Limitations & Future Work

  • Finite absolute robustness: ASR on nudity is reduced to single digits but is not 0; sensitive concepts might still be breached by stronger adaptive attacks.
  • Decreased cross-model transferability: All methods show reduced erasure effectiveness on SD v2.1 (OpenCLIP enc, different data), which authors attribute to more entangled concept representations.
  • Concept granularity and composition: Experiments focused on single concepts; multi-concept erasure and leakage through concept combinations require further validation.
  • Comparison with ESD/AdvUnlearn: ESD uses fixed targets, and AdvUnlearn uses adversarial prompts in the objective; both suffer from the trade-off. AEGIS differs by "optimizing the target itself" + "on-demand gradient projection."
  • Inspiration from Adversarial Training: AET and adversarial prompt updates mirror fast adversarial training, migrating adversarial robustness ideas to erasure target synthesis.
  • Insight: Treating generative models as classifiers and using noise distances to locate concepts in latent space is a diagnostic perspective transferable to "unlearning" tasks in LLMs.
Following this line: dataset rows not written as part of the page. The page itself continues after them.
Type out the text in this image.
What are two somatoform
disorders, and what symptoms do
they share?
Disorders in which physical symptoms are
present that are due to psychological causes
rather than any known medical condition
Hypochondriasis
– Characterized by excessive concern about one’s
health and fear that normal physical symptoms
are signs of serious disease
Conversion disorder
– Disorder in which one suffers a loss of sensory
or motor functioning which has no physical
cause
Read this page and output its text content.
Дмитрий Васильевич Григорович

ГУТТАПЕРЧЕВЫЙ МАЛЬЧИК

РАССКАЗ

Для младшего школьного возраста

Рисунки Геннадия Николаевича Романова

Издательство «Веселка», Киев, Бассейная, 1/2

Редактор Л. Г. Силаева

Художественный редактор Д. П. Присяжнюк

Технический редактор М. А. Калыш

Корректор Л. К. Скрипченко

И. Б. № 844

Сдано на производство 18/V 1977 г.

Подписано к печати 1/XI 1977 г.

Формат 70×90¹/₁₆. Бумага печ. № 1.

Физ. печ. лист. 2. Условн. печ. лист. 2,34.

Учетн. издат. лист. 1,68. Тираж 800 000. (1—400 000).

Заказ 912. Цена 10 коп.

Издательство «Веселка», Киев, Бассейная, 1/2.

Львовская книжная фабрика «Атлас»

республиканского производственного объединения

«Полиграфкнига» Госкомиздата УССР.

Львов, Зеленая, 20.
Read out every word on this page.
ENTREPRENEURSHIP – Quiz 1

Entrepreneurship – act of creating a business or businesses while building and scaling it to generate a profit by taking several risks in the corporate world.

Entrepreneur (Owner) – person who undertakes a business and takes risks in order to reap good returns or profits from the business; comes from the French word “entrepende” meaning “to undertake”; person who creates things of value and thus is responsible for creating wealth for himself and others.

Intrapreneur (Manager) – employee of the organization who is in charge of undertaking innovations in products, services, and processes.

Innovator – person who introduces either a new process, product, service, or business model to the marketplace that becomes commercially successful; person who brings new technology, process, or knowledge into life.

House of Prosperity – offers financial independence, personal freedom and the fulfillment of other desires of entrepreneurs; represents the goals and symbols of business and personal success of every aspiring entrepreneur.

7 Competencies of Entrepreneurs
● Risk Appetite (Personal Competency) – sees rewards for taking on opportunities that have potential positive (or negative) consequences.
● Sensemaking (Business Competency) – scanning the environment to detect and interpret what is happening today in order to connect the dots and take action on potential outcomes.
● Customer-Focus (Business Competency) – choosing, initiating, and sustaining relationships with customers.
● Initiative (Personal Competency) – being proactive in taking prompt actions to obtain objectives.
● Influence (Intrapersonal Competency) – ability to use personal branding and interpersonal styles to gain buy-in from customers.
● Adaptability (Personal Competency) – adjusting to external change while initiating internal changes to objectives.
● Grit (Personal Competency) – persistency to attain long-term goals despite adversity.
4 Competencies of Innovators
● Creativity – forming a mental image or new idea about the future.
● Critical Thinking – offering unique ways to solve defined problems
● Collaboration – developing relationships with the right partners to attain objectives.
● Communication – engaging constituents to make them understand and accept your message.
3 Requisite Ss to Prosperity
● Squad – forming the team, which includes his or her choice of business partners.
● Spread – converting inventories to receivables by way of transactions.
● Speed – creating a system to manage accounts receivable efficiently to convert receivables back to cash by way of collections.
The "project only on conflict" approach can serve as a general conflict mitigation strategy for multi-objective fine-tuning.

Rating

  • Novelty: ⭐⭐⭐⭐ — Diagnosis of "target location determines robustness" + AET semantic center approximation + on-demand projection is a novel combo addressing the root cause.
  • Experimental Thoroughness: ⭐⭐⭐⭐ — 3 concept types × 3 APAs × 2 base models, 12 baselines, complete ablations, and 2 theorems; multi-concept composition and stronger adaptive attacks could be added.
  • Writing Quality: ⭐⭐⭐⭐ — Motivational diagnosis (\(d_0/d_1/d_2\)) is progressive; methodology and theorems are clearly linked.
  • Value: ⭐⭐⭐⭐ — Directly addresses the core pain point of T2I safety with a data-free, robust solution. Code is open-sourced.